The group posted an overall loss of US $14.9m, but these results included its cocoa ingredients division, which in December 2012 it agreed to sell to Barry Callebaut for $950m subject to regulatory approval.

The company will now concentrate on its branded consumer division, which includes brands such as SilverQueen, Ceres and Delfi.

This division posted net profit of $14.1m in Q1, up 20% on the same period last year. Revenues also rose 7.7% to  $127.4m.

“The performance was boosted by the Group’s strong presence in its regional markets and supported by vibrant consumption across the region,” said a company statement.

Nestlé lawsuit

Nestlé recently accused Petra Foods of infringing its Kit Kat trademark for “2 Wafer Finger” and“4 Wafer Finger” shapes by producing a bar under the Delfi brand called Take-It. Petra intends to defend itself. See HERE.

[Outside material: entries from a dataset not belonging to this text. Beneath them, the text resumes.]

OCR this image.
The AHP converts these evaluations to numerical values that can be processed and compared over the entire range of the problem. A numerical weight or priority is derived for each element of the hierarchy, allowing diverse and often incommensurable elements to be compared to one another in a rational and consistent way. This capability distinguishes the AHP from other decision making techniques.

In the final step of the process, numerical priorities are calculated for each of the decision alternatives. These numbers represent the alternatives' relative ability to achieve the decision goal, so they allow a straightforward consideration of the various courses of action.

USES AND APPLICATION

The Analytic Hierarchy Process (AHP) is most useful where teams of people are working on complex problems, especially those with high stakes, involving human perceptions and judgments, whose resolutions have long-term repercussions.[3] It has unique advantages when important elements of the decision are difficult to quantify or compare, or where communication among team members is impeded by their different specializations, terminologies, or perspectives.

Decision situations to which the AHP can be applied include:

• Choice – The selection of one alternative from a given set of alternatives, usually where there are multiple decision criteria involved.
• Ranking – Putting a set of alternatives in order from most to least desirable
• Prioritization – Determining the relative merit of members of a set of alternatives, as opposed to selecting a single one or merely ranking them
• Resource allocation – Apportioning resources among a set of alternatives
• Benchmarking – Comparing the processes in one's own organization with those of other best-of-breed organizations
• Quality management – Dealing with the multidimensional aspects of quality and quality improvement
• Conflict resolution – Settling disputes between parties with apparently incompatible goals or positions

Petra reported double-digit sales growth in Indonesia and the Philippines spurred by new launches and an expanded distribution network.

Premium focus

The company has also added a higher proportion of premium products that has helped it to improve its margins

“Moving forward with its Branded Consumer business, Petra Foods will further stimulate demand by growing its portfolio of products especially in the Premium segment through the launch of new products and expansion into new product categories,” said the company.

Petra Foods production

Petra Foods manufactures its branded consumer goods in two factories located in Indonesia and the Philippines. It also owns six cocoa processing facilities (Indonesia, Malaysia, Thailand, Brazil, Mexico and Germany) and one cocoa butter facility (France) that will be sold to Barry Callebaut.

Cocoa ingredients

The $29m loss in the cocoa ingredients division was attributed to charges and tax related to the disposal to Barry Callebaut, as well as “continuing industry pressures affecting cocoa ingredients suppliers worldwide”.

These pressures were described as an over-supply that did not match weak global chocolate consumption.

The sale to Callebaut is expected to be complete in June or July 2013.

The company said it would constantly explore possible mergers and acquisitions and strategic alliances to enter new markets and to build positions in attractive categories.